Use the zoom bar to go from a world view to a local view (or in cartographic terms, from a large scale to a small scale). If you zoom out to a world view, you will see that the map is in a Mercator projection.
Use the location menus at the top to zoom from a world view to a continent, country, or other region.
Identify your geographic position on the map using the latitude and longitude display at the bottom left. The latitude and longitude values change as you pan around the map.
Switch between different styles of base maps including a custom layer from National Geographic, satellite, terrain, and topographic views.
Using the 1-Page base map, click on a continent, country, or state to load the corresponding MapMaker 1-Page map.
The tabs on the left offer different tools for working with the map: themes, drawing tools, and markers. Open and close the tabs by clicking the arrows.
Use the transparency scroll bar to change the transparency of map layers. This is a useful tool when you are viewing more than one layer at a time and want to explore relationships between layers.
Notice that not all layers can be viewed at every zoom level. Some map layers will become unavailable when you zoom in to a large scale.
Use the Drawing Tools tab to access tools that allow you to draw lines and shapes and add labels to your map.

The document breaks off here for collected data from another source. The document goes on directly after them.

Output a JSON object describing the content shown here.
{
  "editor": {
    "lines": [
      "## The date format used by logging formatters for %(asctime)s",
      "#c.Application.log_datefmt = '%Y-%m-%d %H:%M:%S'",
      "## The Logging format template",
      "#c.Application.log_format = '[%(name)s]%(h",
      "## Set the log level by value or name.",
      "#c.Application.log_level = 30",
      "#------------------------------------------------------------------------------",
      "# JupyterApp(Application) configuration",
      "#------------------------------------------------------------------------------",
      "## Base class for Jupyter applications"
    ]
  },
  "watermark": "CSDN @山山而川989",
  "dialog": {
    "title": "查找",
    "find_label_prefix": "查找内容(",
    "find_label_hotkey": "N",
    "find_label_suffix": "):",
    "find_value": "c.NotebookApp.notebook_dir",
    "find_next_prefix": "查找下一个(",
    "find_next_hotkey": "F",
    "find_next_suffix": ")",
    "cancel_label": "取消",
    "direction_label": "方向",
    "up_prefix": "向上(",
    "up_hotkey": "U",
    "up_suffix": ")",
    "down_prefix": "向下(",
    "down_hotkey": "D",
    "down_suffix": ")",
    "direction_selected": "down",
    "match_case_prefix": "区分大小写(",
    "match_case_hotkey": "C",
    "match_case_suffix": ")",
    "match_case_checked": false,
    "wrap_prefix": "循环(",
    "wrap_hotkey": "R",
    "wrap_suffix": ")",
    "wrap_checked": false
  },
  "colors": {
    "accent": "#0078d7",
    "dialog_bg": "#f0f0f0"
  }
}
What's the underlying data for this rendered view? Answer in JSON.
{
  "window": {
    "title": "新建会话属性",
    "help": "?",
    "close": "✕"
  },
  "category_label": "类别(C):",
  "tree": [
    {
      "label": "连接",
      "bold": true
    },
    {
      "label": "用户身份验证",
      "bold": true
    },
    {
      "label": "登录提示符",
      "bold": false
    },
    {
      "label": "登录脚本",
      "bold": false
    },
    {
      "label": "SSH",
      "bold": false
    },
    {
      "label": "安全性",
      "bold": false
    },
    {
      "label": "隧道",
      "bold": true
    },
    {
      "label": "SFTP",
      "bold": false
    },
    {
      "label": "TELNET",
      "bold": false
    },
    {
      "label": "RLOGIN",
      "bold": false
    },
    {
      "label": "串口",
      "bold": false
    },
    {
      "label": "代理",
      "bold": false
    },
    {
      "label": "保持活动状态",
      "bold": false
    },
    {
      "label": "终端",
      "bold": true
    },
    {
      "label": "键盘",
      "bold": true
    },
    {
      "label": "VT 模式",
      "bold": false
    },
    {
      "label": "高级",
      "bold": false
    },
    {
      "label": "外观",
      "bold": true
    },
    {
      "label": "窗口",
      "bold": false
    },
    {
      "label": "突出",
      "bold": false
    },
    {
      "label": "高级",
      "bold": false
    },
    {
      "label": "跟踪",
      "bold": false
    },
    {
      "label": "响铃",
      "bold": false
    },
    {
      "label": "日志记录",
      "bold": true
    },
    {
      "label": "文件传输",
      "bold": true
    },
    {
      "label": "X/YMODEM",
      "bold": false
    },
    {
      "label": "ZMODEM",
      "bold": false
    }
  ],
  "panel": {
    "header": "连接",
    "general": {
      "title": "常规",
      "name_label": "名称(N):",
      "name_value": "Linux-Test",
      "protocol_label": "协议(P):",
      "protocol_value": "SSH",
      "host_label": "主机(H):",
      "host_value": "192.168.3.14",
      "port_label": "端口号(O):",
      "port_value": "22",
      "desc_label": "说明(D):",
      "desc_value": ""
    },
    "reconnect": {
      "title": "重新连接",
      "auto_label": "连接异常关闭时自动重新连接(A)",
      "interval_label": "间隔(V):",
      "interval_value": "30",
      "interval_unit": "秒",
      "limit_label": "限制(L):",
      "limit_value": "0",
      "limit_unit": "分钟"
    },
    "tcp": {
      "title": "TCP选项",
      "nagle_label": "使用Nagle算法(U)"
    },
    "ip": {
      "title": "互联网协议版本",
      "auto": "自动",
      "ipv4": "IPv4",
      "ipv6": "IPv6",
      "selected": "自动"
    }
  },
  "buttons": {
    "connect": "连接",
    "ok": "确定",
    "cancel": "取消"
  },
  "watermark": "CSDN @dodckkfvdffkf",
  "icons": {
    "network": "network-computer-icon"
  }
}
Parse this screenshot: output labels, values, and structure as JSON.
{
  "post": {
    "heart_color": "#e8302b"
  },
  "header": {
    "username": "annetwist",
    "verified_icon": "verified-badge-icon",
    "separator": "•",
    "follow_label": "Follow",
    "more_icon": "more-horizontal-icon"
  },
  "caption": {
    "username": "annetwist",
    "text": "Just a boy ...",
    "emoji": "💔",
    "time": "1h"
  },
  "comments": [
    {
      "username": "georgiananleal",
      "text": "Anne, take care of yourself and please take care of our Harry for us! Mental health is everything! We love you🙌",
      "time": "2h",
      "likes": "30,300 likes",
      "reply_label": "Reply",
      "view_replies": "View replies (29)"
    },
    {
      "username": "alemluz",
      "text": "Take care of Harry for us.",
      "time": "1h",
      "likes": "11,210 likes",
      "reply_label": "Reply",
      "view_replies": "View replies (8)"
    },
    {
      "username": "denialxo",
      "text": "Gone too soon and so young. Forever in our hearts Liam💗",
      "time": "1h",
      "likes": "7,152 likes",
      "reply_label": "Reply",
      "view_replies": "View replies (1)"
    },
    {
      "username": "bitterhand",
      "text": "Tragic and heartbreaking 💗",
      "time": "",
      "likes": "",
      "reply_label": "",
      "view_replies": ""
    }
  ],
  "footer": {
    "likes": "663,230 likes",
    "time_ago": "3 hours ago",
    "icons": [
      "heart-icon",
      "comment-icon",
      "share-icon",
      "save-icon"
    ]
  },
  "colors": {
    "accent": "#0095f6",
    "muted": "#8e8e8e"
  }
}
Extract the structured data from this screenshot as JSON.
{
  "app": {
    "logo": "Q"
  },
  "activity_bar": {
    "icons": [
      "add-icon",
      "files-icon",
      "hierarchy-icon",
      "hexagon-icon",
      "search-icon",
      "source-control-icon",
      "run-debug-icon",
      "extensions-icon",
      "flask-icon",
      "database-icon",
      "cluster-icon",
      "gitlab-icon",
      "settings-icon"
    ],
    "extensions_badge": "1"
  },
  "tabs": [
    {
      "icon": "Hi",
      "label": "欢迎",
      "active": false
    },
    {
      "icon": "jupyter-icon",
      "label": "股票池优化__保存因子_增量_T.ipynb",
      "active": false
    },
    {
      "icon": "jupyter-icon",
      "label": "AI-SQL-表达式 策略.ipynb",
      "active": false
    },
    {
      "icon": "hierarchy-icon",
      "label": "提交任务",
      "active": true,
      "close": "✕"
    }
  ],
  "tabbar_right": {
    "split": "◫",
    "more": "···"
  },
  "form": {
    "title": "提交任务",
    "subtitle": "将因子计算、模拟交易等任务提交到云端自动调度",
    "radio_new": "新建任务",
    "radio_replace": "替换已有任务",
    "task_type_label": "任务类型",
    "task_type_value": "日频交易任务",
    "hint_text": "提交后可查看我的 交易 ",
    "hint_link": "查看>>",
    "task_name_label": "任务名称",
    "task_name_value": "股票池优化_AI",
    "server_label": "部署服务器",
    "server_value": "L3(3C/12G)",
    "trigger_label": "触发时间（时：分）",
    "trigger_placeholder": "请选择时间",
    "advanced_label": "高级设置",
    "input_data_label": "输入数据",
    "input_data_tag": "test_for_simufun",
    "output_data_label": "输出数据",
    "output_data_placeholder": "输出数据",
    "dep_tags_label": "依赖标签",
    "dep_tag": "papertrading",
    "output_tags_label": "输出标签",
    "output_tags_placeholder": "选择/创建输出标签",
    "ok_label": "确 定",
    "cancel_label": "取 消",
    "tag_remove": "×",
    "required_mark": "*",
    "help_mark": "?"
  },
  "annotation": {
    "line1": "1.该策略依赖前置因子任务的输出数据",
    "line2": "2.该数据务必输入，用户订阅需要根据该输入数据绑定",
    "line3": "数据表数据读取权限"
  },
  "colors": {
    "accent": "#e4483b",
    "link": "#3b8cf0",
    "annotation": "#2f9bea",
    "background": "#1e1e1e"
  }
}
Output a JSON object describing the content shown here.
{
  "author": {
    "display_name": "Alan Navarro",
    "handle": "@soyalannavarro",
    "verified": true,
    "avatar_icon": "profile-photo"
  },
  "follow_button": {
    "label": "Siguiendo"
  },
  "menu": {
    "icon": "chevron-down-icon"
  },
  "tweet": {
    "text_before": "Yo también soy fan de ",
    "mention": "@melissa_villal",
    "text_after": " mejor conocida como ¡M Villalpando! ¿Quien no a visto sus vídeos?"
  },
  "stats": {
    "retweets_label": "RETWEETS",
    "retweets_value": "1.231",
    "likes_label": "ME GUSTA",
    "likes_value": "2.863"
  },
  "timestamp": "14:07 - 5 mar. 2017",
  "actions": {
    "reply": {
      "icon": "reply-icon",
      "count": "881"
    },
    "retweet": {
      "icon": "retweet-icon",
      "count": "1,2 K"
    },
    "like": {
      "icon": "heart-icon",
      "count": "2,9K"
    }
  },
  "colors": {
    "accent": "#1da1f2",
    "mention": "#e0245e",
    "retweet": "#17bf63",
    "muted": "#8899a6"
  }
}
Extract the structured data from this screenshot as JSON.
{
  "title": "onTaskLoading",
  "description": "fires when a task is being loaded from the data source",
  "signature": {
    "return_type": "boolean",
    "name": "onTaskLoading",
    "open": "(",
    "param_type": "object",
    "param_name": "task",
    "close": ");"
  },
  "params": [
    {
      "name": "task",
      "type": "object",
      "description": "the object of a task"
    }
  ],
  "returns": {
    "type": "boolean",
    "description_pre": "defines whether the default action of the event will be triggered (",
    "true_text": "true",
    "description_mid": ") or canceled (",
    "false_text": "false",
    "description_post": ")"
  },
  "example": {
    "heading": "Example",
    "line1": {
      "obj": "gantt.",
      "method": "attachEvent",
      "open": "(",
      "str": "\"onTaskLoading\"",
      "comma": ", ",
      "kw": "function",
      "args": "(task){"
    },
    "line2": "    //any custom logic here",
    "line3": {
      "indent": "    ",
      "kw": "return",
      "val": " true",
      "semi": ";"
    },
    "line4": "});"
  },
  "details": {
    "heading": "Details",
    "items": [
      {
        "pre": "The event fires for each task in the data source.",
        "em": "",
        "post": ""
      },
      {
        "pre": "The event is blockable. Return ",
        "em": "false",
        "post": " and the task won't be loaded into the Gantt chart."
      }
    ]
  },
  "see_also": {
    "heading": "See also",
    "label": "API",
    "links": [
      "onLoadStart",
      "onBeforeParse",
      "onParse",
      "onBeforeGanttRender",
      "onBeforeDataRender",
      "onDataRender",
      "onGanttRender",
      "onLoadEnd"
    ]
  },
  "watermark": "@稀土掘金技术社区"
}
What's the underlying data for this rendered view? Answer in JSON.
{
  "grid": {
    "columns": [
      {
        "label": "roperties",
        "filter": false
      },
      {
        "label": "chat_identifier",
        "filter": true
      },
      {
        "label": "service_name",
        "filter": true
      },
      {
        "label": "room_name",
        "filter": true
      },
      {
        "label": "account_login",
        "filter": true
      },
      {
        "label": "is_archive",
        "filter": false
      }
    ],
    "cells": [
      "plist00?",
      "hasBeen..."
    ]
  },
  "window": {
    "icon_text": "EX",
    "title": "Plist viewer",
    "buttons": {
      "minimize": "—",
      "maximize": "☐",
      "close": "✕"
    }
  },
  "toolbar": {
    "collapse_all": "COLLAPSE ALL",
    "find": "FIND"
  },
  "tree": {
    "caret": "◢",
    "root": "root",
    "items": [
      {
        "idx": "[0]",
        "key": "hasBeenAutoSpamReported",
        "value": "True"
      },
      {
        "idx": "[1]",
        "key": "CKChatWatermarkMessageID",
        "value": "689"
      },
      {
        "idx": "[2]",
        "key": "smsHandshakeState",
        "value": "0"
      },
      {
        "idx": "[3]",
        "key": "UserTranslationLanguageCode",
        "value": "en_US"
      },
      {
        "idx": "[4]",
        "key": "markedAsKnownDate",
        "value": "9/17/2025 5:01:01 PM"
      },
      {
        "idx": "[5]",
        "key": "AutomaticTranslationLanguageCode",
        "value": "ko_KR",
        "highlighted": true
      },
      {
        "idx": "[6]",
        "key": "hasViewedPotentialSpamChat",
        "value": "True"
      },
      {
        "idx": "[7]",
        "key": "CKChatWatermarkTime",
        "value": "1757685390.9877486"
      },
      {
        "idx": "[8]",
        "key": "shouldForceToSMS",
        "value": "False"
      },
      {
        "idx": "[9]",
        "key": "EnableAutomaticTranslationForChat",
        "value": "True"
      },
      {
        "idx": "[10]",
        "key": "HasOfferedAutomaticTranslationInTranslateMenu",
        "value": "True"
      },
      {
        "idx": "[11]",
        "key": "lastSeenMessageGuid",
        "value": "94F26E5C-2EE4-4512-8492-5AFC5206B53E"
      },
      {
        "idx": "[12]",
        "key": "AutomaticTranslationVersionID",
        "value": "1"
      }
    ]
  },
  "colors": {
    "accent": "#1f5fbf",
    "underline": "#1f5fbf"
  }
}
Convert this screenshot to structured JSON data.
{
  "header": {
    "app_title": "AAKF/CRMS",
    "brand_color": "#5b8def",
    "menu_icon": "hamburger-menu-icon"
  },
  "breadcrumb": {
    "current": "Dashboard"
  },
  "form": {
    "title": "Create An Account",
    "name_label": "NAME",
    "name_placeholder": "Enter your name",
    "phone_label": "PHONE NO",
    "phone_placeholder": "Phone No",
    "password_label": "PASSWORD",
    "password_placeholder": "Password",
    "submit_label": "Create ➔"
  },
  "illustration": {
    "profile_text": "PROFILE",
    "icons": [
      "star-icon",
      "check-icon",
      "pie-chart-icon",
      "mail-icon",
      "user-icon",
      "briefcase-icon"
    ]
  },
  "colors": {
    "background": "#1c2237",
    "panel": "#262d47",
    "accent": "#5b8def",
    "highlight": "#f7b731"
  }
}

Use the Markers tab to find markers that you can drag and drop on the map. You can adjust the marker size to meet your needs.
The measure tool lets you measure distances on the map in either miles or kilometers. Select the tool, click once on the map and move your mouse. Click again and the distance value will appear along your line segment. Keep clicking and panning to measure additional segments and the total distance will display at the end of your line, by the cursor. Double-click to finish and select the arrow tool when you are done measuring.
You can download your map as either an image file to include in a report or presentation or as an XML file that you can re-open. The XML file type is helpful if you are creating a custom map and want to come back to it to work on later.
Then find the saved file on your computer, select, and open. Now you can continue working on your map.